Als ein Beispiel mögen die im Kontext der südeuropäischen Staatsschuldenkrise wieder aufkommenden Forderungen nach deutschen Kriegsreparationszahlungen dienen: In der Perspektive historischer Gerechtigkeit wird der ökonomische Terminus der Staatsschulden zur "staatlichen Schuld" umgedeutet - und damit der Anspruch auf Leistungen Deutschlands zur Rettung des Euro als verspätete Kriegsreparationszahlung gerechtfertigt.[4] Auch geht die Furcht vor einem erneuten Versuch der Germanisierung Europas - diesmal vermittelt durch deutsche Spardiktate - um. Andererseits lassen sich unter den Deutschen leichter als anderswo kollektive Erinnerungen an traumatische Inflationserfahrungen gegen eine "Transferunion" mobilisieren.[5] Zusammengefasst stellt sich das Europa des 21. Jahrhunderts, durch das Prisma gegenläufiger kollektiver Erinnerungen betrachtet, als ein diskursives "Schlachtfeld" dar, in welchem "der Kampf um die europäische Erinnerung" zur Normalität geworden ist.[6] Imre Kertész sprach in diesem Zusammenhang von europäischen Wunden, die noch nicht verheilt seien: Es sei viel von der Kultur des alten Europa die Rede, unberücksichtigt aber bliebe, dass in Europa der größte Zivilisationsbruch seinen Anfang genommen habe; Ergebnis dieses beredten Schweigens sei ein immer noch geteiltes Europa.[7]
In seiner 1996 publizierten Diagnose des Dilemmas von "Integration und Demokratie" hatte Peter Graf Kielmansegg dieses Fehlen einer "europäischen Erinnerungsgemeinschaft" als Legitimitätsschwäche der EU interpretiert: "Es sind Kommunikations-, Erfahrungs- und Erinnerungsgemeinschaften, in denen kollektive Identität sich herausbildet, sich stabilisiert, tradiert wird. Europa, auch das engere Westeuropa, ist keine Kommunikationsgemeinschaft, kaum eine Erinnerungsgemeinschaft und nur sehr begrenzt eine Erfahrungsgemeinschaft."[8] Soweit es aber "keine belastbare kollektive Identität der Europäer als Europäer" gebe, argumentierte Kielmansegg, sei die EU nur in sehr begrenztem Maße "demokratiefähig" und müsse ihre Legitimation wesentlich aus den Mitgliedstaaten beziehen.[9]

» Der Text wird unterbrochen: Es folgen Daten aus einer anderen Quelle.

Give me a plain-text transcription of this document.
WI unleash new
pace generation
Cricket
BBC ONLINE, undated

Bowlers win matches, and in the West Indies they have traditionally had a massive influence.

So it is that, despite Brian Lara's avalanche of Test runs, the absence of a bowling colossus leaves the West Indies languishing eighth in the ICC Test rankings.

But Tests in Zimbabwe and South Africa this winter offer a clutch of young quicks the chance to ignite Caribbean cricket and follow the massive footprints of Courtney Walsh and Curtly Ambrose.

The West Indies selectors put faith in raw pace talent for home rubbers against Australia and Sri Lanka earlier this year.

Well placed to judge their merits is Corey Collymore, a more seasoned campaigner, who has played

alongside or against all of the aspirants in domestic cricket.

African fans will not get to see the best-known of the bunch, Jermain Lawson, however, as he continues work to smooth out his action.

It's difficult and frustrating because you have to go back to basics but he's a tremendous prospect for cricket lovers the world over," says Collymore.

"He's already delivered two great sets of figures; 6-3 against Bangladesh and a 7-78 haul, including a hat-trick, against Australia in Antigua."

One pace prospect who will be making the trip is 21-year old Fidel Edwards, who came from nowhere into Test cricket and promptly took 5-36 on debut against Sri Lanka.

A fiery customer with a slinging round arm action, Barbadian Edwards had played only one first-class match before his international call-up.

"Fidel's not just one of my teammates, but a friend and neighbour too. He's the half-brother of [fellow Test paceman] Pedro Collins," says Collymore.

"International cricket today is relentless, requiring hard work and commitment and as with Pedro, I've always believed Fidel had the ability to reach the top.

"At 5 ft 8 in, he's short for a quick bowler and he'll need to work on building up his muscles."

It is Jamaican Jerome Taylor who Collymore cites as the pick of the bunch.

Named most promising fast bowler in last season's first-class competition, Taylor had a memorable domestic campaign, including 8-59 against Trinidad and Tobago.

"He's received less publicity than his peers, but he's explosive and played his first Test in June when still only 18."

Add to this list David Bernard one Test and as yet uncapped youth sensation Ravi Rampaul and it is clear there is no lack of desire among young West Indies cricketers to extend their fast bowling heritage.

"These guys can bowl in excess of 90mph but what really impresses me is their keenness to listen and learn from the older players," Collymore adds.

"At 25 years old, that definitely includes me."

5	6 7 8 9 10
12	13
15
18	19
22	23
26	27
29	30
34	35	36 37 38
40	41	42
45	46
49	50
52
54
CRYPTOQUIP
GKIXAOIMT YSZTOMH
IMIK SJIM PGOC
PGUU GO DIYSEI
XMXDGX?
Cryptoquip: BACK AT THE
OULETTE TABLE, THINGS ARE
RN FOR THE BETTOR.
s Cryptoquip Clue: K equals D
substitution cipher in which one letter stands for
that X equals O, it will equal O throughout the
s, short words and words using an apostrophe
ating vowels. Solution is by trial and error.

Gegenüber solchen homogenisierenden, staatszentristischen Projektionen auf die EU zeigt die neuere Debatte zur Frage einer europäischen Erinnerungsgemeinschaft stärker differenzierte Perspektiven auf.[10] Die Heterogenität und Dynamik des "Erinnerungsraums Europa" wird zum Gegenstand eines interdisziplinären Forschungsfeldes, zu dessen Vermessung sowohl historische[11] , literatur- und kulturwissenschaftliche[12] sowie kultursoziologische[13] als auch rechtswissenschaftliche[14] , sozialpsychologische[15] und sozial-[16] und politikwissenschaftliche[17] Ansätze und Methoden beitragen. Darin geht es um unterschiedlichste kommunikative und kulturelle Medien der Erinnerung beziehungsweise des kollektiven Gedächtnisses, wobei Literatur, Film, wissenschaftliche Publikationen, Massenmedien, Gerichtsakten und öffentlich zugängliche Archive gleichermaßen einbezogen werden wie die räumliche Dimension von Erinnerungsorten, mit ihrem Zusammenspiel von lokalen, regionalen und nationalen Verflechtungen und Zirkulationen.[18]
Der folgende Abriss zu dieser Debatte um Gedächtniskulturen und Erinnerungskonflikte in Europa stellt drei Kernfragen in den Mittelpunkt: Welches sind die Konfliktmuster von Erinnern und Verschweigen im "alten Europa"? Welche neuen kollektiven Gedächtniskonstellationen zeichnen sich im Osten Europas ab? Und auf welche Weise lassen sich Konflikte innerhalb der zerklüfteten europäischen Erinnerungslandschaft vermitteln? Damit soll gezeigt werden, dass in der nach Ost- und Südosteuropa erweiterten EU eine gesamteuropäische homogene Erinnerungsgemeinschaft nicht erkennbar ist und dass Versuche, die unterschiedlichen Erinnerungskulturen der alten und neuen Mitgliedstaaten zu vergemeinschaften, weder aussichtsreich noch - unter dem Gesichtspunkt einer politischen Union Europas - notwendig erscheinen.